Thank God, the second I descended into the tiny parking lot, a strong breeze descended on me. I was hoping for a breeze, and I got one. The wind made all my senses tingle and dance in delight. I love wind when it's warm out. It just makes me feel so good. After being so hot for several days, too, it felt like heaven. I just stood there and let the wind massage my body. Then I walked town the dock/pier/whatever you call it.

They had put in two new floating docks, one in the front and one on the left. Two paddle boats were tied to one. It was great fun to walk on them and feel the vibration and movement of the docks as the choppy water moved them.

Just as I was about to leave, I saw a young man and woman about to put a kayak into the water, and I stopped to watch them, surprised. I had not known you could kayak in the ocean before, and was surprised they'd do it when the water was so choppy! It reminded me of watching the kayakers on the river in Missoula.

They did extremely well - it was a double kayak and they both rowed in such unison and with such strength that you would have thought it was a machine. At first they stayed near the shore, then they went off into the distance, and I watched until I could not see them anymore.

I listened to the music on my Walkman and sat on a bench with a big smile on my face.

After about forty minutes, I left, and smiled at the two Siberian Huskies loitering on a nearby lawn while their owner mowed it. I noted with pleasure the kid in a yard playing on a pogo stick. A pogo stick, of all things! Boing, boing, boing!

The walk back seemed so much easier than the walk there, which had been something of a struggle. I almost would have stayed out longer, but I was tired by then.

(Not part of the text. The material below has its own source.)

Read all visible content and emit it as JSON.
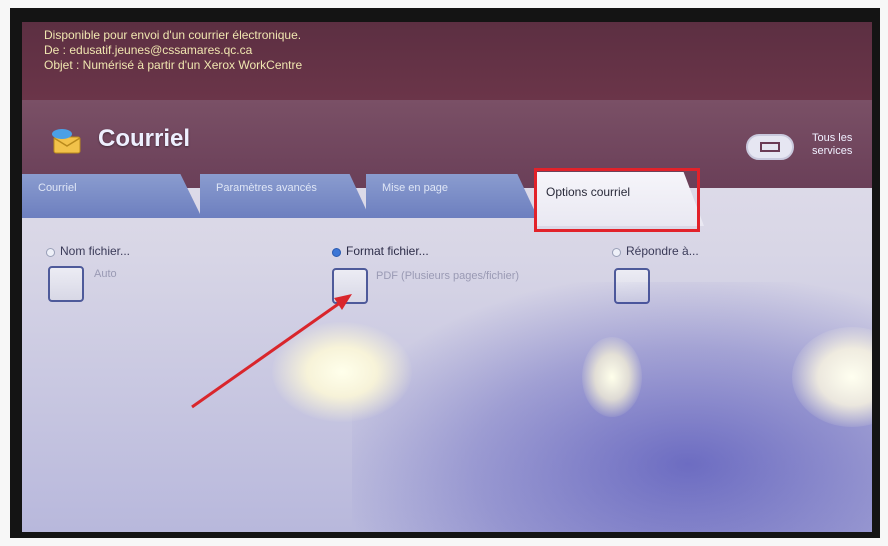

I still had a smile on my face when I walked into the house. It's nice to know that there can still be some good days in the midst of all the bad. I have to remember that even if the summer is humid 70% of the time, there will still be *some * days when it is tolerable to go out (I hope).

I thought when I walked how damn lucky I was to move to a place that was not only in Maine, not only right outside Portland and 2 miles from where I grew up, but WALKING DISTANCE TO A BEACH. I mean really, what more could you want? Other than the no humidity thing, of course.

Which I still need to write about. I feel if I write about it will make me feel better and more prepared. But for some reason, perhaps the unwitting lifting of a 550 page hardcover book in a package earlier, my right shoulder and hand are hurting, a considerable amount, and it has been a challenge to even write this. So that will have to wait for another night. I will have to deal with it without the benefit of mental preparation as of yet.

Everywhere we go, there we are. I like that I have memories of past experiences that can be triggered by local things; I can experience the best of several states all at once at a local beach in Maine. And I can appreciate the details in a way I would wager many people might not.

Appreciation for detail - it's both the blessing and the curse of autism.